An impassioned focus on being right — and pursuing a shared framework that will lead to what is probabilistically true — is more demanding.  It requires context.  It requests a willingness to admit error and change directions.  It demands our assertions are presented in a way that falsification is possible.  If our views can’t be wrong — we are trapped in an ideological bubble, reluctant to step outside into a world of discomfort, but also an environment of progress.

Feeling right can happen within seconds.
Caring about being right demands something deeper and more time consuming.
Feeling right is as easy as painting with broad sweeping brush strokes.
Being right takes fine, meticulous brush strokes — and patience.

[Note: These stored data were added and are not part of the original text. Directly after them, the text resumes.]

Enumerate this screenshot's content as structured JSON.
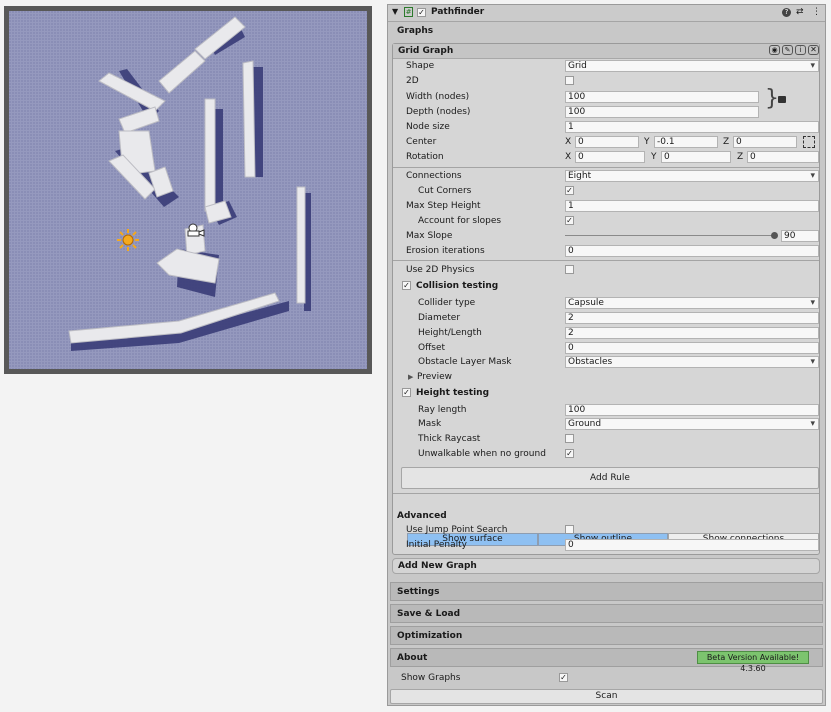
{
  "inspector": {
    "title": "Pathfinder",
    "header_icons": [
      "help-icon",
      "settings-sliders-icon",
      "more-icon"
    ],
    "graphs_label": "Graphs",
    "grid_graph": {
      "title": "Grid Graph",
      "shape_label": "Shape",
      "shape_value": "Grid",
      "two_d_label": "2D",
      "width_label": "Width (nodes)",
      "width_value": "100",
      "depth_label": "Depth (nodes)",
      "depth_value": "100",
      "node_size_label": "Node size",
      "node_size_value": "1",
      "center_label": "Center",
      "center": {
        "x_axis": "X",
        "x": "0",
        "y_axis": "Y",
        "y": "-0.1",
        "z_axis": "Z",
        "z": "0"
      },
      "rotation_label": "Rotation",
      "rotation": {
        "x_axis": "X",
        "x": "0",
        "y_axis": "Y",
        "y": "0",
        "z_axis": "Z",
        "z": "0"
      },
      "connections_label": "Connections",
      "connections_value": "Eight",
      "cut_corners_label": "Cut Corners",
      "cut_corners_check": "✓",
      "max_step_label": "Max Step Height",
      "max_step_value": "1",
      "account_slopes_label": "Account for slopes",
      "account_slopes_check": "✓",
      "max_slope_label": "Max Slope",
      "max_slope_value": "90",
      "max_slope_fraction": 1.0,
      "erosion_label": "Erosion iterations",
      "erosion_value": "0",
      "use_2d_physics_label": "Use 2D Physics",
      "collision_label": "Collision testing",
      "collision_check": "✓",
      "collider_type_label": "Collider type",
      "collider_type_value": "Capsule",
      "diameter_label": "Diameter",
      "diameter_value": "2",
      "height_length_label": "Height/Length",
      "height_length_value": "2",
      "offset_label": "Offset",
      "offset_value": "0",
      "obstacle_mask_label": "Obstacle Layer Mask",
      "obstacle_mask_value": "Obstacles",
      "preview_label": "Preview",
      "height_testing_label": "Height testing",
      "height_testing_check": "✓",
      "ray_length_label": "Ray length",
      "ray_length_value": "100",
      "mask_label": "Mask",
      "mask_value": "Ground",
      "thick_raycast_label": "Thick Raycast",
      "unwalkable_label": "Unwalkable when no ground",
      "unwalkable_check": "✓",
      "add_rule_label": "Add Rule",
      "show_surface_label": "Show surface",
      "show_outline_label": "Show outline",
      "show_connections_label": "Show connections",
      "advanced_label": "Advanced",
      "jump_point_label": "Use Jump Point Search",
      "initial_penalty_label": "Initial Penalty",
      "initial_penalty_value": "0"
    },
    "add_new_graph_label": "Add New Graph",
    "settings_label": "Settings",
    "save_load_label": "Save & Load",
    "optimization_label": "Optimization",
    "about_label": "About",
    "beta_badge": "Beta Version Available! 4.3.60",
    "show_graphs_label": "Show Graphs",
    "show_graphs_check": "✓",
    "scan_label": "Scan"
  },
  "colors": {
    "grid_fill": "#8f93b8",
    "obstacle_top": "#e9e9ec",
    "obstacle_shadow": "#3a3d78",
    "toggle_active": "#8ec0f2",
    "beta_badge": "#7cc46e"
  }
}
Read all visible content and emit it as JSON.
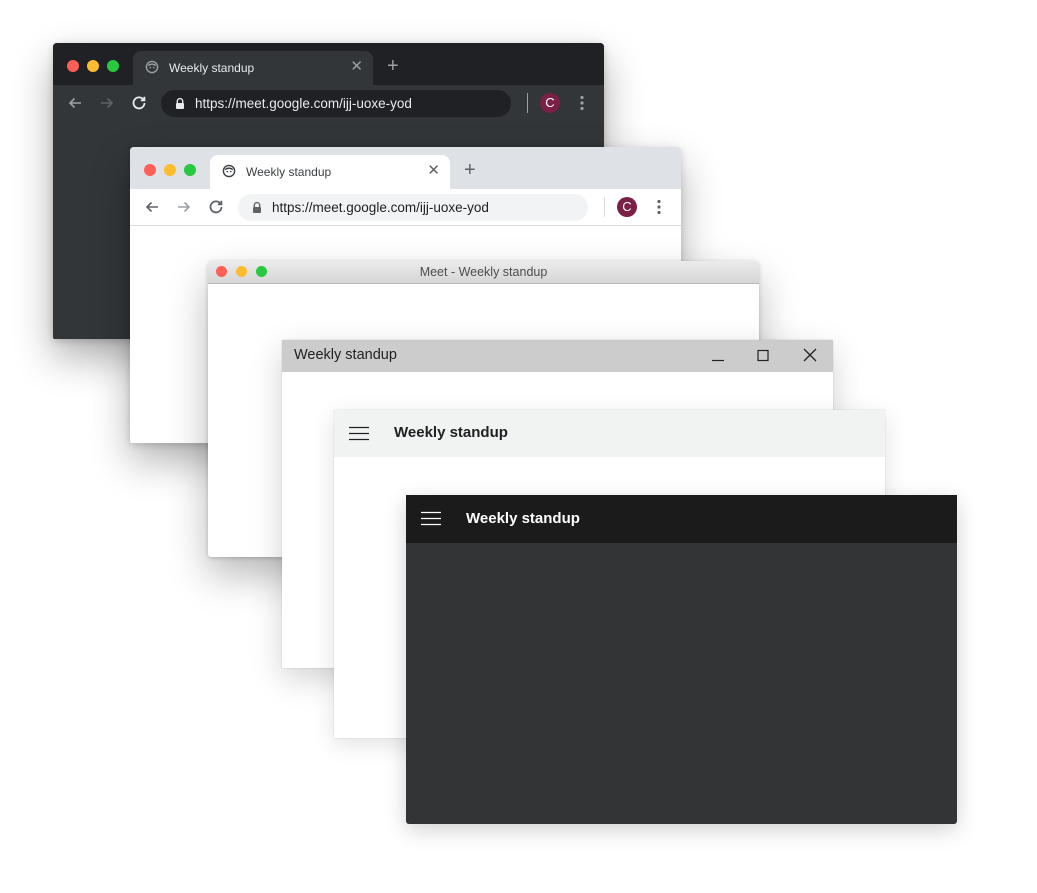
{
  "meeting_title": "Weekly standup",
  "chrome_dark": {
    "tab_title": "Weekly standup",
    "url": "https://meet.google.com/ijj-uoxe-yod",
    "avatar_letter": "C"
  },
  "chrome_light": {
    "tab_title": "Weekly standup",
    "url": "https://meet.google.com/ijj-uoxe-yod",
    "avatar_letter": "C"
  },
  "mac_window": {
    "title": "Meet - Weekly standup"
  },
  "windows_window": {
    "title": "Weekly standup"
  },
  "app_light": {
    "title": "Weekly standup"
  },
  "app_dark": {
    "title": "Weekly standup"
  },
  "colors": {
    "traffic_red": "#ff5f57",
    "traffic_yellow": "#febc2e",
    "traffic_green": "#28c840",
    "avatar_bg": "#7a1f45",
    "dark_surface": "#323639",
    "dark_tabstrip": "#202124"
  },
  "icons": {
    "favicon": "meet-face-icon",
    "back": "arrow-left-icon",
    "forward": "arrow-right-icon",
    "reload": "reload-icon",
    "lock": "lock-icon",
    "menu": "kebab-menu-icon",
    "hamburger": "hamburger-menu-icon",
    "minimize": "minimize-icon",
    "maximize": "maximize-icon",
    "close": "close-icon"
  }
}
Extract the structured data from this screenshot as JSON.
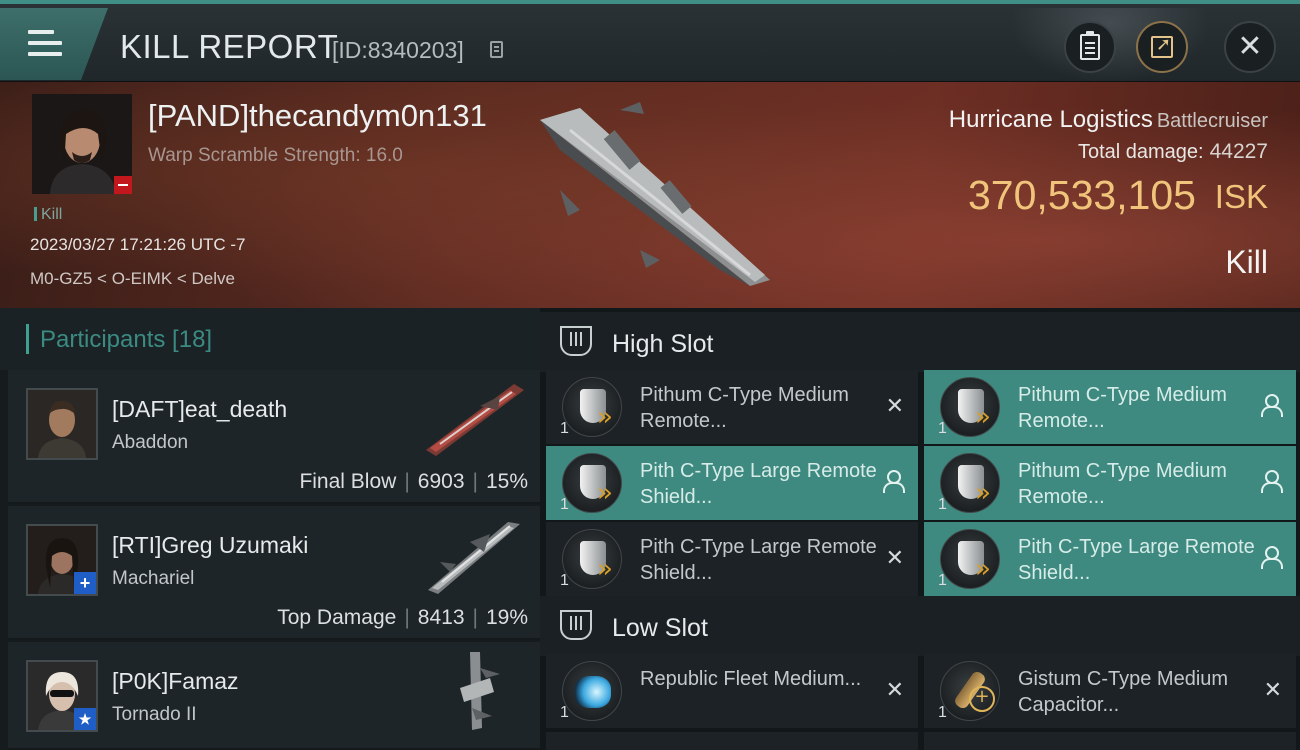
{
  "header": {
    "title": "KILL REPORT",
    "id_label": "[ID:8340203]",
    "icons": [
      "menu-icon",
      "copy-icon",
      "clipboard-icon",
      "export-icon",
      "close-icon"
    ]
  },
  "victim": {
    "name": "[PAND]thecandym0n131",
    "subtitle": "Warp Scramble Strength: 16.0",
    "tag": "Kill",
    "time": "2023/03/27 17:21:26 UTC -7",
    "location": "M0-GZ5 < O-EIMK < Delve",
    "ship_name": "Hurricane Logistics",
    "ship_class": "Battlecruiser",
    "damage_label": "Total damage:",
    "damage_value": "44227",
    "isk_value": "370,533,105",
    "isk_unit": "ISK",
    "result": "Kill"
  },
  "participants": {
    "title": "Participants [18]",
    "rows": [
      {
        "name": "[DAFT]eat_death",
        "ship": "Abaddon",
        "role": "Final Blow",
        "damage": "6903",
        "percent": "15%",
        "badge": ""
      },
      {
        "name": "[RTI]Greg Uzumaki",
        "ship": "Machariel",
        "role": "Top Damage",
        "damage": "8413",
        "percent": "19%",
        "badge": "+"
      },
      {
        "name": "[P0K]Famaz",
        "ship": "Tornado II",
        "badge": "★"
      }
    ]
  },
  "fittings": {
    "high_slot": {
      "title": "High Slot",
      "modules": [
        {
          "qty": "1",
          "name": "Pithum C-Type Medium Remote...",
          "status": "destroyed"
        },
        {
          "qty": "1",
          "name": "Pithum C-Type Medium Remote...",
          "status": "dropped"
        },
        {
          "qty": "1",
          "name": "Pith C-Type Large Remote Shield...",
          "status": "dropped"
        },
        {
          "qty": "1",
          "name": "Pithum C-Type Medium Remote...",
          "status": "dropped"
        },
        {
          "qty": "1",
          "name": "Pith C-Type Large Remote Shield...",
          "status": "destroyed"
        },
        {
          "qty": "1",
          "name": "Pith C-Type Large Remote Shield...",
          "status": "dropped"
        }
      ]
    },
    "low_slot": {
      "title": "Low Slot",
      "modules": [
        {
          "qty": "1",
          "name": "Republic Fleet Medium...",
          "status": "destroyed"
        },
        {
          "qty": "1",
          "name": "Gistum C-Type Medium Capacitor...",
          "status": "destroyed"
        }
      ]
    }
  },
  "colors": {
    "accent": "#3f8a80",
    "isk": "#f0c57b",
    "security_status": "#c2181d"
  }
}
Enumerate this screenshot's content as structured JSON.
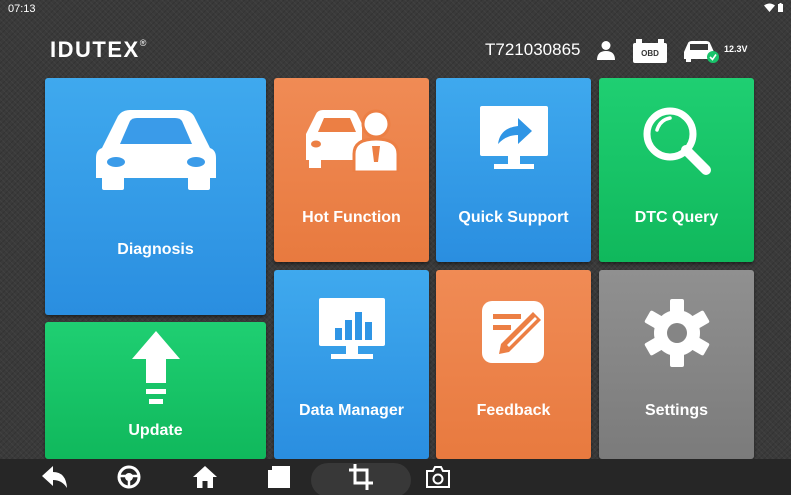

I have two young children growing up in a society where identity trumps truth and where manufactured indignation is presented as evidence — and it’s disheartening.  How do I teach them to think critically in a world where emotional resonance is frequently venerated over logic?   How do I counteract the onslaught of voices selling a brand of intellectual relativism — or the belief that my confusion is as valid as your clarity and that gut feelings trump expertise?  How do I recognize when I’m guilty of chasing the feeling of being right — or even of appearing right — rather then treading the uncomfortable path of following evidence wherever it leads?